In [1]:
from bs4 import BeautifulSoup
import requests
import pandas as pd

# Codeup Blog Articles

## Visit Codeup's Blog and record the urls for at least 5 distinct blog posts. For each post, you should scrape at least the post's title and content.

- https://codeup.edu/featured/women-in-tech-panelist-spotlight/
- https://codeup.edu/featured/women-in-tech-rachel-robbins-mayhill/
- https://codeup.edu/codeup-news/women-in-tech-panelist-spotlight-sarah-mellor/
- https://codeup.edu/events/women-in-tech-madeleine/
- https://codeup.edu/codeup-news/panelist-spotlight-4/

## Encapsulate your work in a function named get_blog_articles that will return a list of dictionaries, with each dictionary representing one article. The shape of each dictionary should look like this:
```

{
    'title': 'the title of the article',
    'content': 'the full text content of the article'
}
```
### Plus any additional properties you think might be helpful.

In [2]:
def get_blog_articles(urls):
    articles_data = []
    
    headers = {
        'User-Agent': 'Mozilla/5.0 (Windows NT 10.0; Win64; x64) AppleWebKit/537.36 (KHTML, like Gecko) Chrome/58.0.3029.110 Safari/537.3'
    }
    
    for url in urls:
        response = requests.get(url, headers=headers)
        soup = BeautifulSoup(response.content, 'html.parser')
        
        title = soup.find('h1').text.strip()
        content = ' '.join([p.text.strip() for p in soup.find_all('p')])
        
        article = {
            'title': title,
            'content': content
        }
        articles_data.append(article)
    
    return articles_data

urls_to_scrape = [
    "https://codeup.edu/alumni-stories/how-i-paid-43-for-my-codeup-tuition/",
    "https://codeup.edu/featured/women-in-tech-panelist-spotlight/",
    "https://codeup.edu/featured/women-in-tech-rachel-robbins-mayhill/",
    "https://codeup.edu/codeup-news/women-in-tech-panelist-spotlight-sarah-mellor/",
    "https://codeup.edu/events/women-in-tech-madeleine/",
    "https://codeup.edu/codeup-news/panelist-spotlight-4/",
]


articles_data = get_blog_articles(urls_to_scrape)

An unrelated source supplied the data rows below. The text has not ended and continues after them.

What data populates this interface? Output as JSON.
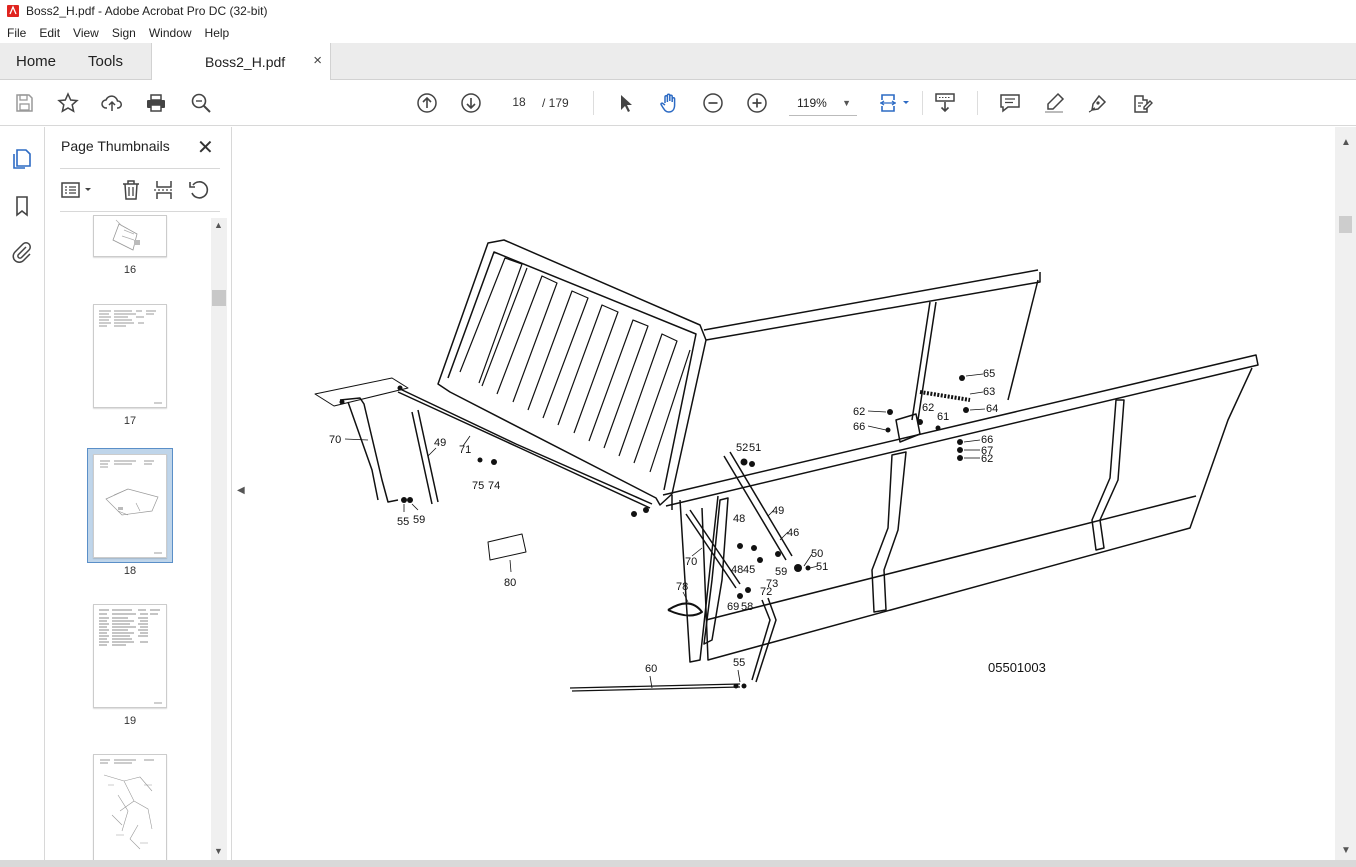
{
  "window": {
    "title": "Boss2_H.pdf - Adobe Acrobat Pro DC (32-bit)"
  },
  "menu": [
    "File",
    "Edit",
    "View",
    "Sign",
    "Window",
    "Help"
  ],
  "tabs": {
    "home": "Home",
    "tools": "Tools",
    "document": "Boss2_H.pdf",
    "close": "×"
  },
  "toolbar": {
    "page_current": "18",
    "page_total": "/ 179",
    "zoom": "119%",
    "icons": [
      "save-icon",
      "star-icon",
      "upload-icon",
      "print-icon",
      "search-icon",
      "arrow-up-circle-icon",
      "arrow-down-circle-icon",
      "select-arrow-icon",
      "hand-icon",
      "zoom-out-icon",
      "zoom-in-icon",
      "page-fit-icon",
      "scroll-mode-icon",
      "comment-icon",
      "highlight-icon",
      "sign-icon",
      "edit-pdf-icon"
    ]
  },
  "panel": {
    "title": "Page Thumbnails",
    "close": "✕",
    "thumbnails": [
      {
        "label": "16",
        "selected": false
      },
      {
        "label": "17",
        "selected": false
      },
      {
        "label": "18",
        "selected": true
      },
      {
        "label": "19",
        "selected": false
      },
      {
        "label": "",
        "selected": false
      }
    ]
  },
  "drawing": {
    "reference_code": "05501003",
    "part_labels": [
      "70",
      "49",
      "71",
      "75",
      "74",
      "55",
      "59",
      "80",
      "52",
      "51",
      "49",
      "48",
      "46",
      "45",
      "48",
      "50",
      "51",
      "59",
      "73",
      "72",
      "70",
      "78",
      "69",
      "58",
      "60",
      "55",
      "65",
      "63",
      "62",
      "62",
      "64",
      "66",
      "61",
      "66",
      "67",
      "62"
    ]
  }
}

for idx, article in enumerate(articles_data, start=1):
    print(f"Article {idx}")
    print(article)
    print()


Article 1

Article 2
{'title': 'Women in tech: Panelist Spotlight – Magdalena Rahn', 'content': 'Mar 28, 2023 | Events, Featured Codeup is hosting a Women in Tech Panel in honor of Women’s History Month on March 29th, 2023! To further celebrate, we’d like to spotlight each of our panelists leading up to the discussion to learn a bit about their respective experiences as women in the tech industry!  Meet Magdalena! Magdalena Rahn is a current Codeup student in a Data Science cohort in San Antonio, Texas. She has a professional background in cross-cultural communications, international business development, the wine industry and journalism. After serving in the US Navy, she decided to complement her professional skill set by attending the Data Science program at Codeup; she is set to graduate in March 2023. Magdalena is fluent in French, Bulgarian, Chinese-Mandarin, Spanish and Italian. We asked Magdalena how Codeup impacted her career, and she replied “Codeup has provided a solid founda

# News Articles

## We will now be scraping text data from inshorts, a website that provides a brief overview of many different topics.

## Write a function that scrapes the news articles for the following topics:
```
Business
Sports
Technology
Entertainment
```

In [3]:
def scrape_articles(urls):
    articles_data = []
    
    headers = {
        'User-Agent': 'Mozilla/5.0 (Windows NT 10.0; Win64; x64) AppleWebKit/537.36 (KHTML, like Gecko) Chrome/58.0.3029.110 Safari/537.3'
    }
    
    for url in urls:
        response = requests.get(url, headers=headers)
        soup = BeautifulSoup(response.content, 'html.parser')
        
        
        
        title_element = soup.find('span', itemprop='headline')
        if title_element:
            title = title_element.text.strip()
        else:
            title = "Title not found"
        content = soup.find(itemprop="articleBody")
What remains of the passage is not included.